Negative Epistasis and Evolvability in TEM-1 β-Lactamase--The Thin Line between an Enzyme's Conformational Freedom and Disorder

Abstract

Epistasis is a key factor in evolution since it determines which combinations of mutations provide adaptive solutions and which mutational pathways toward these solutions are accessible by natural selection. There is growing evidence for the pervasiveness of sign epistasis--a complete reversion of mutational effects, particularly in protein evolution--yet its molecular basis remains poorly understood.

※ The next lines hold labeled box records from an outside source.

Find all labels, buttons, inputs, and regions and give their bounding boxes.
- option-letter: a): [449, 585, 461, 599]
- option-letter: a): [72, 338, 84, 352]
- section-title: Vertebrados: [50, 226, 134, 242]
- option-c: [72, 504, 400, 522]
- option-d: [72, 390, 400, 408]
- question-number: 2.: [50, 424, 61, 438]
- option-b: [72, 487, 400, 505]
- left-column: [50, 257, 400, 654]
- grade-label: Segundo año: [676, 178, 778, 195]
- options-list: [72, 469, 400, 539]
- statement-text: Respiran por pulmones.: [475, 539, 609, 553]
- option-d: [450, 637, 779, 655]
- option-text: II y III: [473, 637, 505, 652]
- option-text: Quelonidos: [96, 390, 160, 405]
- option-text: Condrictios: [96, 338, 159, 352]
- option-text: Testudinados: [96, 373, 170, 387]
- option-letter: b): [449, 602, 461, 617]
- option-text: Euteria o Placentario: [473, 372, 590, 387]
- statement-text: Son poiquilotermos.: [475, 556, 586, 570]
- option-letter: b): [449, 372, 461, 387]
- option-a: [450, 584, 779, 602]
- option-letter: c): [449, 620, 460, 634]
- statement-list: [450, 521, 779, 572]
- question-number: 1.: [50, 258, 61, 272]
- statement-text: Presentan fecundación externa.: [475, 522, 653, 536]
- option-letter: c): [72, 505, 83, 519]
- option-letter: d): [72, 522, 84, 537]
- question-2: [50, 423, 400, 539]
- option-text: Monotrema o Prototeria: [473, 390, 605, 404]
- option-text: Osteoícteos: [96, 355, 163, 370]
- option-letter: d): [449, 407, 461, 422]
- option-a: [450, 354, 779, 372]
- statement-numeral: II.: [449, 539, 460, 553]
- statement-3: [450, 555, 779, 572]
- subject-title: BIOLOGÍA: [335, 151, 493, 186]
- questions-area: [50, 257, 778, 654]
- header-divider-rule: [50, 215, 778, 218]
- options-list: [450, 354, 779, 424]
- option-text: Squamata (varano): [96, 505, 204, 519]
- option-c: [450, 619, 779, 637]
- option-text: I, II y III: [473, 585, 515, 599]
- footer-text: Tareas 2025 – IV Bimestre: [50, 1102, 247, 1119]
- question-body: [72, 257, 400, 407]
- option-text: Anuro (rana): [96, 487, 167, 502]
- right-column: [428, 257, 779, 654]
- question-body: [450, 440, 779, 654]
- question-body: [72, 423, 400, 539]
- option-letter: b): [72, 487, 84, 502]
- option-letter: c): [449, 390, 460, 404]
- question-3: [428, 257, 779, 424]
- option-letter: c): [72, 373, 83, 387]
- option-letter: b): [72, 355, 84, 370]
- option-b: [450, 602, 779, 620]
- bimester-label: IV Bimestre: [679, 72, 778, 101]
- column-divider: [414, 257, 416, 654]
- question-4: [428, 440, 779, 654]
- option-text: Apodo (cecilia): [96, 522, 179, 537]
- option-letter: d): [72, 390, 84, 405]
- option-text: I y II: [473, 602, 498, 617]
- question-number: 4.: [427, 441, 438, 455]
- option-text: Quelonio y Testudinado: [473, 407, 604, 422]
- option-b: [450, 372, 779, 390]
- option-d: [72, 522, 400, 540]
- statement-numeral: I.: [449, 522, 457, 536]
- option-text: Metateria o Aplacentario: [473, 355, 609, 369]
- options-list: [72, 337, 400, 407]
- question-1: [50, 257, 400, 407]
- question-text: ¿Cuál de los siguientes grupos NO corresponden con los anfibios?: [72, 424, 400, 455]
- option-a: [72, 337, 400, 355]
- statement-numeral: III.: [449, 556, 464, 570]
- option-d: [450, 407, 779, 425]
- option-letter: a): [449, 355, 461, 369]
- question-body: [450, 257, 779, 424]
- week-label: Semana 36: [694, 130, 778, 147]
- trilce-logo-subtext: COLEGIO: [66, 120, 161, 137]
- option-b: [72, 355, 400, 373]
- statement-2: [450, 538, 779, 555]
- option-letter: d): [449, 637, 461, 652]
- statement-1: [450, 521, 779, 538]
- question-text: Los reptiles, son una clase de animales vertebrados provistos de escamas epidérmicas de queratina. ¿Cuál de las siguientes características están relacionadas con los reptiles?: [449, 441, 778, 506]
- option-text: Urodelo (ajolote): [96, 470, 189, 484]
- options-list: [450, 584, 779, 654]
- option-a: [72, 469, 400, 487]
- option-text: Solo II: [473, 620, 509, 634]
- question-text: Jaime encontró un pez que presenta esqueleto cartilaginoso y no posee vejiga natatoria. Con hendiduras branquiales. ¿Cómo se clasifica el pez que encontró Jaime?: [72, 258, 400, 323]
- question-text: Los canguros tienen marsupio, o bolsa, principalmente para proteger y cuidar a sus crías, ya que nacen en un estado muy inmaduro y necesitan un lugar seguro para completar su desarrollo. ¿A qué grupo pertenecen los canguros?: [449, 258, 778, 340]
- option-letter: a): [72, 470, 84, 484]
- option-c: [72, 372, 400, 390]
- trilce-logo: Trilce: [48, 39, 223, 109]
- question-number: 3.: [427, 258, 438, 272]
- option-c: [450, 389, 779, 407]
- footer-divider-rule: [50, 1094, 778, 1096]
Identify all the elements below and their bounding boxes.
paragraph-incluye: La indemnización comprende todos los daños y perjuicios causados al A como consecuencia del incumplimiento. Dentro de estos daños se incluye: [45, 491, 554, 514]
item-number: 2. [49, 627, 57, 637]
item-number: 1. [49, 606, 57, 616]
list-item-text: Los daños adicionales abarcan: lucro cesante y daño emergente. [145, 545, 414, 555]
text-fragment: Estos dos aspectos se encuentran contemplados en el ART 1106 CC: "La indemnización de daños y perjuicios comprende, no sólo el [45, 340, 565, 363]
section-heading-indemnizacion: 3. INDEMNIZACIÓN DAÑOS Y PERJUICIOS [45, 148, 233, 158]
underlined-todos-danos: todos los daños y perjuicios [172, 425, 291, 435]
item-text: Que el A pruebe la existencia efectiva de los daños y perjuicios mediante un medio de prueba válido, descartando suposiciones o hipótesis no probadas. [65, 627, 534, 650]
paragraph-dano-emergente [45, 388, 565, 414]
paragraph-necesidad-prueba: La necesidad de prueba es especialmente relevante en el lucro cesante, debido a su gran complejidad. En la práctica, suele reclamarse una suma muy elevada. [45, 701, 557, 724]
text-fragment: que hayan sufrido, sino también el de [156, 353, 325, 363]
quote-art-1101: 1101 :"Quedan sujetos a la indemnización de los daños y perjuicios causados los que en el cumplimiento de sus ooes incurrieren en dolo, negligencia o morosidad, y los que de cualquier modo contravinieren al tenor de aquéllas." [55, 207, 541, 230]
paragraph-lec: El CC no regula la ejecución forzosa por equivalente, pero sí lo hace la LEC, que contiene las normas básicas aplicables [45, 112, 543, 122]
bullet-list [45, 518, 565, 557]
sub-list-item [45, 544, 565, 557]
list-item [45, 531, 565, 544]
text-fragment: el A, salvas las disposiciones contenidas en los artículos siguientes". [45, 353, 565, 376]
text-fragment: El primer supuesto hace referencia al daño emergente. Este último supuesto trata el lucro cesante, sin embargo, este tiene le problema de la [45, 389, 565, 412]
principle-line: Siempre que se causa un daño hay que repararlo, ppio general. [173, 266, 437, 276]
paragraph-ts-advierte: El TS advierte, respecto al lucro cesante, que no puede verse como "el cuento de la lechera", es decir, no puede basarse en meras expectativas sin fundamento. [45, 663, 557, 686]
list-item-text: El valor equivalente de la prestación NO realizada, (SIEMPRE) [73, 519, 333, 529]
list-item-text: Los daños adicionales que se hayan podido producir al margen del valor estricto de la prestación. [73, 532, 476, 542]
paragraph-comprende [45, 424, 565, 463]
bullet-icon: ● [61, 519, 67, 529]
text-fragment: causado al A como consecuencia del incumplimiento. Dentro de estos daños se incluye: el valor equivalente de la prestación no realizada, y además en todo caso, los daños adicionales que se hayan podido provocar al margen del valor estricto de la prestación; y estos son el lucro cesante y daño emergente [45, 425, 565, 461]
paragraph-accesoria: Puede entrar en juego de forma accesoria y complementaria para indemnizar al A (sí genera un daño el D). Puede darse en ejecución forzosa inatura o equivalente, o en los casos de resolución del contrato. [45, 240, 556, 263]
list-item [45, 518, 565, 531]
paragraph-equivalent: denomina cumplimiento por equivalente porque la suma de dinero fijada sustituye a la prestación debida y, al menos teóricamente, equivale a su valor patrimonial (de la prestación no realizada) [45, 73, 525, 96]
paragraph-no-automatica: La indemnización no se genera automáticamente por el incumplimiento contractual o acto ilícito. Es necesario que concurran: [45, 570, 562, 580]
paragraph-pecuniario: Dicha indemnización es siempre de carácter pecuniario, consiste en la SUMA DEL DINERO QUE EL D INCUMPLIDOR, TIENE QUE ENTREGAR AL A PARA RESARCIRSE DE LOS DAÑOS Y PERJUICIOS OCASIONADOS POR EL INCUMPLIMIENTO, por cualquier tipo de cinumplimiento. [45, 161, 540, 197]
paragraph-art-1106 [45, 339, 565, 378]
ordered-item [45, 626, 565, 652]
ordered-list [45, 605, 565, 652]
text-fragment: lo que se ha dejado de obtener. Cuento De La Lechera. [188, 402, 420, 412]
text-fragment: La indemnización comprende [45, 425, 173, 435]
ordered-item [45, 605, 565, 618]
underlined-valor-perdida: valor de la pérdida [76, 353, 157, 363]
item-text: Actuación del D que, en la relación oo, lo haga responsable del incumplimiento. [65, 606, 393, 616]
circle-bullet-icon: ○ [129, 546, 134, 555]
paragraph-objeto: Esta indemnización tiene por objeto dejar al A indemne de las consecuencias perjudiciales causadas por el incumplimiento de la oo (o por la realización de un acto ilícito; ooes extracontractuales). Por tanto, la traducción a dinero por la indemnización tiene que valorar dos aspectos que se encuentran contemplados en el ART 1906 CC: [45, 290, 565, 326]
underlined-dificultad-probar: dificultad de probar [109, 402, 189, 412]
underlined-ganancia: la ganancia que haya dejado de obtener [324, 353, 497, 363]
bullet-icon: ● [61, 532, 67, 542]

We describe the structural basis of sign epistasis between G238S and R164S, two adaptive mutations in TEM-1 β-lactamase--an enzyme that endows antibiotics resistance. Separated by 10 Å, these mutations initiate two separate trajectories toward increased hydrolysis rates and resistance toward second and third-generation cephalosporins antibiotics. Both mutations allow the enzyme's active site to adopt alternative conformations and accommodate the new antibiotics. By solving the corresponding set of crystal structures, we found that R164S causes local disorder whereas G238S induces discrete conformations. When combined, the mutations in 238 and 164 induce local disorder whereby nonproductive conformations that perturb the enzyme's catalytic preorganization dominate. Specifically, Asn170 that coordinates the deacylating water molecule is misaligned, in both the free form and the inhibitor-bound double mutant. This local disorder is not restored by stabilizing global suppressor mutations and thus leads to an evolutionary cul-de-sac. Conformational dynamism therefore underlines the reshaping potential of protein's structures and functions but also limits protein evolvability because of the fragility of the interactions networks that maintain protein structures.

Keywords: conformational diversity; interactions network; protein disorder; protein evolution; protein folds.

Fig. 1. Superposition of active-site loops in all structures

(A) Superposition of the main Ω-loop conformation in all wild-type structures (gray) and in the different v13-R164S mutant structures (blue). Room-temperature structures are in green; note that in the double-mutant (R164S/G238S) room temperature structure, the Ω-loop could not be modeled and is therefore missing. Shown in sticks are the side-chains of N170 that aligns the de-acylating water (W1; gray for wild-type, red for mutants) and the catalytic S70 for reference. (B) Superposition of the main 238-loops conformation in all v13 structures containing the G238S mutation (blue), in wild-type (gray). The mutants structures determined at room temperature are in green. Shown is A237 whose backbone amide positions the oxyanion-hole water (W2). The loop conformations shown relate to the main clearly observed in the electron density of individual structures. Structures included are: A 4OPY, 4OPQ, 4OP5, 4OQI, 4OQH, 4OQ0, 4OQG, 1ZG4; B 4OPQ, 4OP8, 4OP4, 4OQI, 4OPZ, 4OQ0, 4OQG, 1ZG4 (ref. 38) (supplementary Table 1).

Fig. 2. The Ω-loop and 238-loop interactions network

A snapshot of the Ω-loop, the 238-loop, and the key catalytic residues in the free structures (left column) and in structures with the inhibitor EC25 bound (right column). Shown are wild-type TEM-1 (gray), the single v13 mutants R164S (yellow) and G238S (blue), and the double v13 mutant R164S/G238S (green). Catalytic residues are in smoked pink and EC25 is in light pink ball-sticks. Minor conformations of the loops are shown in light blue. Dashed lines represent putative interactions involving R164 and G238, and interactions lost in the R164S/G238S double mutant are marked in blue in the wild-type. The non-native interaction in the double mutant between E171 and S238 is in red. A putative stacking interaction between R164 and R178 (ref. 71) is also marked.

Fig. 3. Electron density maps of the 238 and Ω-loops

The wild-type structure is shown for comparison in partially transparent magenta. The 2mFo-DFc electron density maps for the two v13 single mutants, and the v13 double mutant, are contoured at 0.5 (cyan) and 1 (blue) sigma, and mFo-DFc electron density maps are contoured at +3.0 (green) and −3.0 (red) sigma. (The m and D terms indicate that the maps were calculated while correcting for down-weight poorly phased reflections, and including a scaling factor to account for overall scattering differences due to missing components such as partially ordered waters).

Fig. 4. The mutations impair TEM-1’s catalytic pre-organization

Superposition of the key active-sites residues in wild-type (gray), the v13 single G238S (blue) and R164S (yellow) mutants, and the v13 double mutant R164S/G238S (green). (A) Ligand-free structures. (B) The EC25 inhibitor complexes (EC25 is shown in ball-sticks). In the free structures, W1 represents the de-acylating water and W2 in the oxyanion-hole water. In the EC25-bound structures, the borate’s oxygen atoms, marked as O1 and O2, sit in the locations of W1 and W2, respectively. Note the dual conformation of N170 in the EC25 complex of R164S/G238S.